In this first post I want to give my take on a topic related to a very recently released game: WildStar, and the niche it appears to be aiming for: the hardcore raiders. So let us jump into it.

Why the hardcore need the casual – even in a PVE focused game

For this first entry I want to discuss the apparent post-release subscriber loss of the recently released WildStar. The specific issue in question is: is catering only to the hardcore the mistake WildStar made?

I would consider myself a pretty hardcore gamer. I am not strictly a raider, but if I play a game and that game includes raiding as it’s endgame, I am going to delve into it. That being said, hardcore content is not the only content I partake in, and to be honest, I can see WildStar has little to offer for anyone to whom raiding either isn’t enough to keep them interested, or who want to do raiding but cannot invest the time into it.

At maximum level WildStar has very little to do outside of raiding for the PVE-minded. And herein lies a problem – the casual gets there and gets bored. The game also bores me, a person to whom raiding is not enough to make a whole game worthwhile (because I except a virtual world and not a lobby game filled with minigames from a title calling itself an MMORPG, but that is a topic for another time.)

If the developers wanted to cater only to the hardcore, why would they care about the loss of casuals then? They have their niche nailed down, right?

Unfortunately I don’t think it is that simple, and this is my point: raiders are a very special type of a niche. While not all of them recognize or would admit this (and while a minority them are unaffected by this), a large part of raiding is showing off. That’s right, it isn’t all about how awesome the boss fights are. Partly, sure, but for a great if not for the most part it’s about you being able to show off you’ve completed those boss fights.

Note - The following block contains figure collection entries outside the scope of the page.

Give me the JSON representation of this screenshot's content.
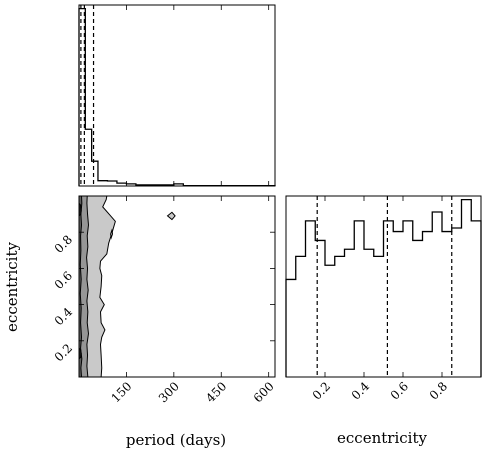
{
  "chart_data": {
    "type": "corner",
    "parameters": [
      "period",
      "eccentricity"
    ],
    "axes": {
      "period": {
        "label": "period (days)",
        "range": [
          0,
          620
        ],
        "ticks": [
          150,
          300,
          450,
          600
        ],
        "tick_labels": [
          "150",
          "300",
          "450",
          "600"
        ]
      },
      "eccentricity": {
        "label": "eccentricity",
        "range": [
          0,
          1
        ],
        "ticks": [
          0.2,
          0.4,
          0.6,
          0.8
        ],
        "tick_labels": [
          "0.2",
          "0.4",
          "0.6",
          "0.8"
        ]
      }
    },
    "hist_period": {
      "bin_edges": [
        0,
        10,
        20,
        30,
        40,
        50,
        60,
        90,
        120,
        150,
        180,
        210,
        240,
        270,
        300,
        330,
        360,
        390,
        420,
        450,
        480,
        510,
        540,
        570,
        600,
        620
      ],
      "heights": [
        1.0,
        1.0,
        0.32,
        0.32,
        0.14,
        0.14,
        0.03,
        0.028,
        0.016,
        0.012,
        0.006,
        0.006,
        0.006,
        0.006,
        0.012,
        0.002,
        0.002,
        0.002,
        0.002,
        0.002,
        0.002,
        0.002,
        0.002,
        0.002,
        0.002
      ],
      "quantiles": [
        6,
        17,
        46
      ]
    },
    "hist_eccentricity": {
      "bin_edges": [
        0.0,
        0.05,
        0.1,
        0.15,
        0.2,
        0.25,
        0.3,
        0.35,
        0.4,
        0.45,
        0.5,
        0.55,
        0.6,
        0.65,
        0.7,
        0.75,
        0.8,
        0.85,
        0.9,
        0.95,
        1.0
      ],
      "heights": [
        0.55,
        0.68,
        0.88,
        0.77,
        0.63,
        0.68,
        0.72,
        0.88,
        0.72,
        0.68,
        0.88,
        0.82,
        0.88,
        0.77,
        0.82,
        0.93,
        0.82,
        0.84,
        1.0,
        0.88
      ],
      "quantiles": [
        0.16,
        0.52,
        0.85
      ]
    },
    "contours": {
      "x_param": "period",
      "y_param": "eccentricity",
      "levels": [
        {
          "fill": "#c9c9c9",
          "points": [
            [
              0,
              0
            ],
            [
              70,
              0
            ],
            [
              72,
              0.05
            ],
            [
              70,
              0.12
            ],
            [
              68,
              0.18
            ],
            [
              72,
              0.22
            ],
            [
              82,
              0.26
            ],
            [
              70,
              0.3
            ],
            [
              68,
              0.36
            ],
            [
              80,
              0.4
            ],
            [
              66,
              0.44
            ],
            [
              70,
              0.5
            ],
            [
              72,
              0.56
            ],
            [
              66,
              0.6
            ],
            [
              68,
              0.64
            ],
            [
              88,
              0.68
            ],
            [
              94,
              0.74
            ],
            [
              105,
              0.8
            ],
            [
              115,
              0.86
            ],
            [
              95,
              0.9
            ],
            [
              75,
              0.94
            ],
            [
              86,
              0.98
            ],
            [
              88,
              1.0
            ],
            [
              0,
              1.0
            ]
          ]
        },
        {
          "fill": "#969696",
          "points": [
            [
              0,
              0
            ],
            [
              28,
              0
            ],
            [
              25,
              0.06
            ],
            [
              27,
              0.12
            ],
            [
              25,
              0.18
            ],
            [
              30,
              0.24
            ],
            [
              26,
              0.3
            ],
            [
              28,
              0.36
            ],
            [
              25,
              0.42
            ],
            [
              29,
              0.48
            ],
            [
              25,
              0.54
            ],
            [
              27,
              0.6
            ],
            [
              24,
              0.66
            ],
            [
              28,
              0.72
            ],
            [
              26,
              0.78
            ],
            [
              30,
              0.84
            ],
            [
              27,
              0.9
            ],
            [
              25,
              0.96
            ],
            [
              26,
              1.0
            ],
            [
              0,
              1.0
            ]
          ]
        },
        {
          "fill": "#5f5f5f",
          "points": [
            [
              0,
              0
            ],
            [
              8,
              0
            ],
            [
              6,
              0.05
            ],
            [
              9,
              0.1
            ],
            [
              5,
              0.16
            ],
            [
              8,
              0.22
            ],
            [
              5,
              0.3
            ],
            [
              7,
              0.38
            ],
            [
              4,
              0.46
            ],
            [
              7,
              0.54
            ],
            [
              4,
              0.62
            ],
            [
              6,
              0.7
            ],
            [
              5,
              0.78
            ],
            [
              8,
              0.84
            ],
            [
              6,
              0.9
            ],
            [
              9,
              0.96
            ],
            [
              8,
              1.0
            ],
            [
              0,
              1.0
            ]
          ]
        },
        {
          "fill": "#1c1c1c",
          "points": [
            [
              0,
              0.1
            ],
            [
              6,
              0.11
            ],
            [
              7,
              0.13
            ],
            [
              5,
              0.15
            ],
            [
              0,
              0.16
            ]
          ]
        },
        {
          "fill": "#1c1c1c",
          "points": [
            [
              0,
              0.89
            ],
            [
              6,
              0.9
            ],
            [
              7,
              0.92
            ],
            [
              5,
              0.95
            ],
            [
              0,
              0.96
            ]
          ]
        }
      ],
      "islands": [
        [
          [
            280,
            0.89
          ],
          [
            294,
            0.87
          ],
          [
            304,
            0.89
          ],
          [
            294,
            0.91
          ]
        ],
        [
          [
            102,
            0.77
          ],
          [
            106,
            0.79
          ],
          [
            104,
            0.81
          ],
          [
            100,
            0.79
          ]
        ]
      ]
    }
  }
}
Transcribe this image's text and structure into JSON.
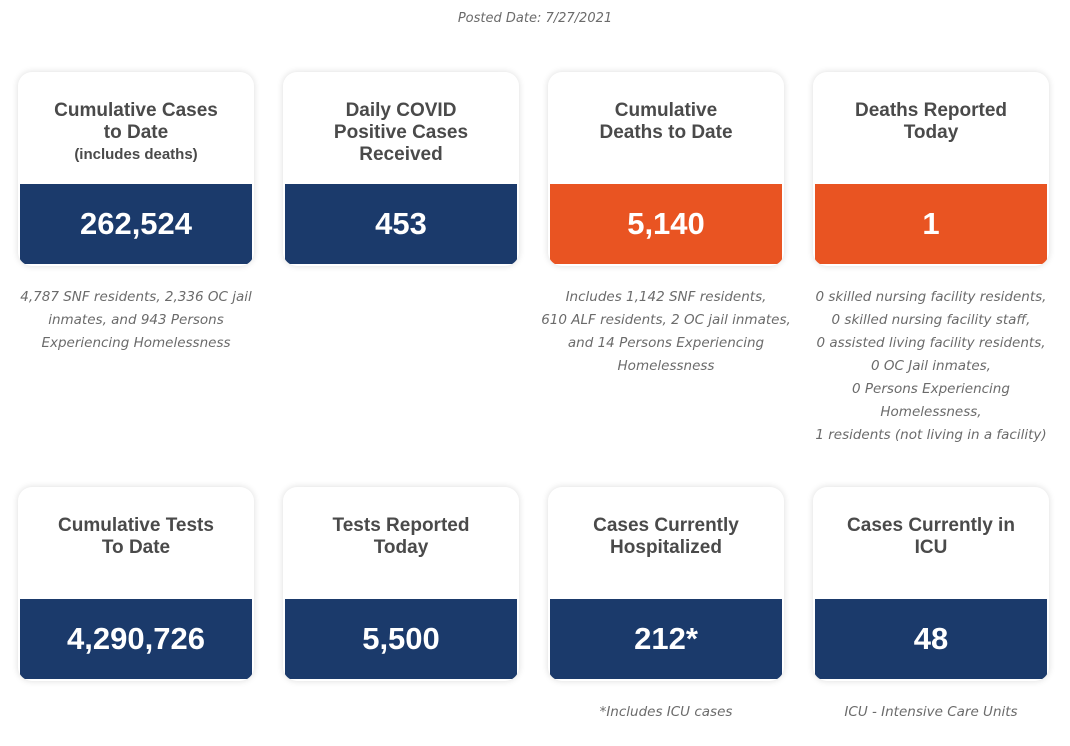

And to whom does the raider show off to? The casual. If there are no casuals, there is nobody to show off to, except if you are in a world first  guild, in which case you at least get to show off to the rest of the hardcore raiding population, which in WildStar is already dwindling – dwindling in my opinion partly because there are no casuals to admire them.

The original World of Warcraft had plenty of content for the casual to consume outside of raiding, which isn’t the case for WildStar. Granted, at the time alterantives were few, but playing WoW for the first time actually felt like living in a virtual world no matter how little time you invested in it (and why this was the case is a topic I want to cover in another post). But the same isn’t the case for WildStar, where the casuals do not become as attached to the game and so they leave quickly. And when there are no casuals, the people to show off to, the hardcore raiders get bored.

While seeing new boss mechanics can be fun, few are prepared bash their heads against a fight that takes multiple hours of practice per night for a week or two just for the sake of it. Nay, most people are only prepared to do it if they can brag about it, most likely to a semi big audience – and not that there’s anything wrong with it, it’s just how humans work. And lastly, few people care even about world first kills in a game with a population as small as WildStar’s.